Gelet op voormeld advies, het verhandelde in raadkamer en artikelen 38d en 38e van het Wetboek van Strafrecht, is de rechtbank van oordeel dat de veiligheid van anderen dan wel de algemene veiligheid van personen of goederen eist dat de termijn van de terbeschikkingstelling met twee jaren wordt verlengd.

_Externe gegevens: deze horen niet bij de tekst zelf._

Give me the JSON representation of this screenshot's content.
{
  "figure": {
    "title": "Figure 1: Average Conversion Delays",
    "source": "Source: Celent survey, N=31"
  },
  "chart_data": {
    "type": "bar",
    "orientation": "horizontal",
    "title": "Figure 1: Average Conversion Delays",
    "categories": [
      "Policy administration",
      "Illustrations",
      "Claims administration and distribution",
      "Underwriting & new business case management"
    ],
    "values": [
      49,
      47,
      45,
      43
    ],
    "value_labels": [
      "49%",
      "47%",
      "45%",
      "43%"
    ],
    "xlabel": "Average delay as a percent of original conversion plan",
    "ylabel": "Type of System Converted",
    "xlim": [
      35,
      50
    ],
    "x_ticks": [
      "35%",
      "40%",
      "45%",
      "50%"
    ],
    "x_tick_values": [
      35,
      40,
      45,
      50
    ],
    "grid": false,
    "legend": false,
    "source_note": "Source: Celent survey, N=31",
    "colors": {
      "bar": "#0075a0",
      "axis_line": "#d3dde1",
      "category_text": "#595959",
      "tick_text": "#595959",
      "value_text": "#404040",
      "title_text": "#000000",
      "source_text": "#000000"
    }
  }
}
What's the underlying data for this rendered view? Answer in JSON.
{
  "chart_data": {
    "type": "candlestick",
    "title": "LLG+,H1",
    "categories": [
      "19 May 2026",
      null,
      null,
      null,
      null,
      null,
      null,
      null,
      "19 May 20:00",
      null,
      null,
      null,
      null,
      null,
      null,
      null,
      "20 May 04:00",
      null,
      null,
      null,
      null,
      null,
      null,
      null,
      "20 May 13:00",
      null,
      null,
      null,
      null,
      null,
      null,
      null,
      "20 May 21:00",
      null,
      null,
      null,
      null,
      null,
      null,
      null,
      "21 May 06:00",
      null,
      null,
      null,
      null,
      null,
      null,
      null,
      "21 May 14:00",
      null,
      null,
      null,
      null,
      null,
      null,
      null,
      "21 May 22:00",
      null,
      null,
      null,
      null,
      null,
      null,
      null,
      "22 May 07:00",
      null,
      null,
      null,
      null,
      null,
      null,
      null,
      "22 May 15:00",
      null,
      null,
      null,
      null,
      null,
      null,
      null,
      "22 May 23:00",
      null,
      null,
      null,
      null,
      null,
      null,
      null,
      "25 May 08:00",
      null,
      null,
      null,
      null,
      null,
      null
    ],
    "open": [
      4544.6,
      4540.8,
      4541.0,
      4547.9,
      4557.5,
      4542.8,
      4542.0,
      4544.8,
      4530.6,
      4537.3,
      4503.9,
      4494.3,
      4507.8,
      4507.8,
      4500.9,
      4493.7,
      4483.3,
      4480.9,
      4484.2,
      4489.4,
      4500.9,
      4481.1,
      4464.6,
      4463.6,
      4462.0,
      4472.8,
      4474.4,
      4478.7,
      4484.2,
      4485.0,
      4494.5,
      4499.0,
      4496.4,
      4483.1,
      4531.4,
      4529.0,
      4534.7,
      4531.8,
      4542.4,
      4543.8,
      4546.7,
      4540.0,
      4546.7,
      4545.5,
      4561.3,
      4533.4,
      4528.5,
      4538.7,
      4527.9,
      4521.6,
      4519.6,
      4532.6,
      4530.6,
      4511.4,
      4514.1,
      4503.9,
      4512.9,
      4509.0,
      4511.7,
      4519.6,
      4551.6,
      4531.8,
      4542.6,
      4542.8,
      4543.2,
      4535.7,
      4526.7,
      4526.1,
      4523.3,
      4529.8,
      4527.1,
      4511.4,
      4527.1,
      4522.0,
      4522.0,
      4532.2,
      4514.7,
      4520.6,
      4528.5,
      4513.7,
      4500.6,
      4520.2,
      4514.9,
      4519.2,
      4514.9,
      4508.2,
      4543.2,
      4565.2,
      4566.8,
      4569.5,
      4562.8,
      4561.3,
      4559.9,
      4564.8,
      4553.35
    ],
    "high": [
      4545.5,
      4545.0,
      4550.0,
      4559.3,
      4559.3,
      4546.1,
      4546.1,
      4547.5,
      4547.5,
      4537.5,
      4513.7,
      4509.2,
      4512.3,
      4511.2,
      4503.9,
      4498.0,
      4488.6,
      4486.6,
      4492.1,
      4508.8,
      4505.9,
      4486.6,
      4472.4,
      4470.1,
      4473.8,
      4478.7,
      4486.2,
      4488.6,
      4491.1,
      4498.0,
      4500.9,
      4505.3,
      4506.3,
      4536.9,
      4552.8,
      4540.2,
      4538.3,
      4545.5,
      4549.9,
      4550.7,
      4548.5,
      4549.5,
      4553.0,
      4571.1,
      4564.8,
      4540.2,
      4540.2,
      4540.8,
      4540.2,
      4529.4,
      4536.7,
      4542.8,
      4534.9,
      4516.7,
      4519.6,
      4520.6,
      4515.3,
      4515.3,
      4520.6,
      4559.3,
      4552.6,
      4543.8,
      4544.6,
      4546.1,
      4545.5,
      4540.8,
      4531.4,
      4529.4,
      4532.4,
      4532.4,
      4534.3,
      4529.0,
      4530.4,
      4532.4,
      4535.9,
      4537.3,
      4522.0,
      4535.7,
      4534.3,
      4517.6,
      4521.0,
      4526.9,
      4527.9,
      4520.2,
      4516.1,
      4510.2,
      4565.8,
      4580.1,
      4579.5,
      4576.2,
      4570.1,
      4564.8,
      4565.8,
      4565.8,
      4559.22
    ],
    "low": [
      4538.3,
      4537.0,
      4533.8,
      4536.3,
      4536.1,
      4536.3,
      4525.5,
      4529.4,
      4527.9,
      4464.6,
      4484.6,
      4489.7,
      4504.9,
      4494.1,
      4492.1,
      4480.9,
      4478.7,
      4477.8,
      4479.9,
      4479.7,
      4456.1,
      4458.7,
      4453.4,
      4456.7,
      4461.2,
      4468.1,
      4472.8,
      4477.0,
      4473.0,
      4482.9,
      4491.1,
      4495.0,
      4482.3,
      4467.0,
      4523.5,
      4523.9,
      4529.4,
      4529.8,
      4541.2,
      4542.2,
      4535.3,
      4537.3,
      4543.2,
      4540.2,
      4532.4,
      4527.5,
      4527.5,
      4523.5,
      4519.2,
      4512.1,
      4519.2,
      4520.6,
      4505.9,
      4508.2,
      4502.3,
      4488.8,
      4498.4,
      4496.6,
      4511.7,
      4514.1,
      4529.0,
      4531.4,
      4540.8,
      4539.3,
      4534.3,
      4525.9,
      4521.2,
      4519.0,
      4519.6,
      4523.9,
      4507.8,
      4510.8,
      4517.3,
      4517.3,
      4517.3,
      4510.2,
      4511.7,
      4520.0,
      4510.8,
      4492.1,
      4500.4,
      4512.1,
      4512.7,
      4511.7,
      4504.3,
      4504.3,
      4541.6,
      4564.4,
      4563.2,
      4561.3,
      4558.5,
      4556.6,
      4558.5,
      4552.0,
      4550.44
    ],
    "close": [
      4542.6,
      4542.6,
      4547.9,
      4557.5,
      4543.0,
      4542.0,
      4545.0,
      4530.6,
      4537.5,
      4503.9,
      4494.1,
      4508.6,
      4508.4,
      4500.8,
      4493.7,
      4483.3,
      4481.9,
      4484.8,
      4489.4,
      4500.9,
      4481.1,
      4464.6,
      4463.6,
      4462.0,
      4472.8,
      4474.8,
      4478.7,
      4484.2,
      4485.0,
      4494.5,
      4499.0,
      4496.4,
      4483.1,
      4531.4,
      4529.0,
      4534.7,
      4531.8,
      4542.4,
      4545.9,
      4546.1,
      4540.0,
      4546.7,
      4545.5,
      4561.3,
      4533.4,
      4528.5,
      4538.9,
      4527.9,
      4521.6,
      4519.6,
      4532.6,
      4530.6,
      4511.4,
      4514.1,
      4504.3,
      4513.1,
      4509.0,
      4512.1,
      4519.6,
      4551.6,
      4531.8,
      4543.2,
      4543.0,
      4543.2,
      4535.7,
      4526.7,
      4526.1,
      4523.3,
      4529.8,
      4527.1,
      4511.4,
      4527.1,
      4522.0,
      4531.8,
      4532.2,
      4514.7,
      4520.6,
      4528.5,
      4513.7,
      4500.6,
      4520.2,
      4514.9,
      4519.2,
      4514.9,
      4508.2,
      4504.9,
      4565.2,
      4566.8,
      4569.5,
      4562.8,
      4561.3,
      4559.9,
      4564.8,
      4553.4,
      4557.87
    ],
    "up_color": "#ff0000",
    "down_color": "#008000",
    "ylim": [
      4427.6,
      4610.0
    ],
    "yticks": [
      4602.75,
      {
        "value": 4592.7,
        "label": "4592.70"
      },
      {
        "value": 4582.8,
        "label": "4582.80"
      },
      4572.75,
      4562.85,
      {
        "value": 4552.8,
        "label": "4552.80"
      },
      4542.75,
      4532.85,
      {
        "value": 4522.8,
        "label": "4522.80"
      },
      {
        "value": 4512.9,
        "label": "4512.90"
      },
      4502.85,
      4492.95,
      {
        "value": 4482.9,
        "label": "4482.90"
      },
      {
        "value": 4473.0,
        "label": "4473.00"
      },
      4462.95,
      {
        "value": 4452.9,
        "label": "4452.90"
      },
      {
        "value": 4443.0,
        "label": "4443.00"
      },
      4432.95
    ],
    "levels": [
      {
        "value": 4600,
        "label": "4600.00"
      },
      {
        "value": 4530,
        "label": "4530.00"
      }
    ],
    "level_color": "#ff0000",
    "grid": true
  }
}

De rechtbank ziet gelet op het voorgaande anders dan de raadsvrouw geen aanleiding de terbeschikkingstelling met één jaar te verlengen. Verwacht wordt dat de behandeling nog minimaal twee jaar zal duren. De motivatie van de terbeschikkinggestelde om zich verder te laten behandelen en te resocialiseren moet niet afhangen van de beslissing van de rechtbank, maar moet uit de terbeschikkinggestelde zelf komen.
Beslissing
De rechtbank wijst de vordering van de officier van justitie toe en verlengt de termijn van de terbeschikkingstelling met dwangverpleging van
[terbeschikkinggestelde]voornoemd met twee jaren.
Deze beschikking is gegeven in openbare raadkamer van deze rechtbank door
mr. P.L.C.M. Ficq, voorzitter,
mrs. R.A. Overbosch en M.R. Jöbsis, rechters,
in tegenwoordigheid van mr. E. Bouwhuis, griffier,
en uitgesproken ter openbare terechtzitting van 5 oktober 2017.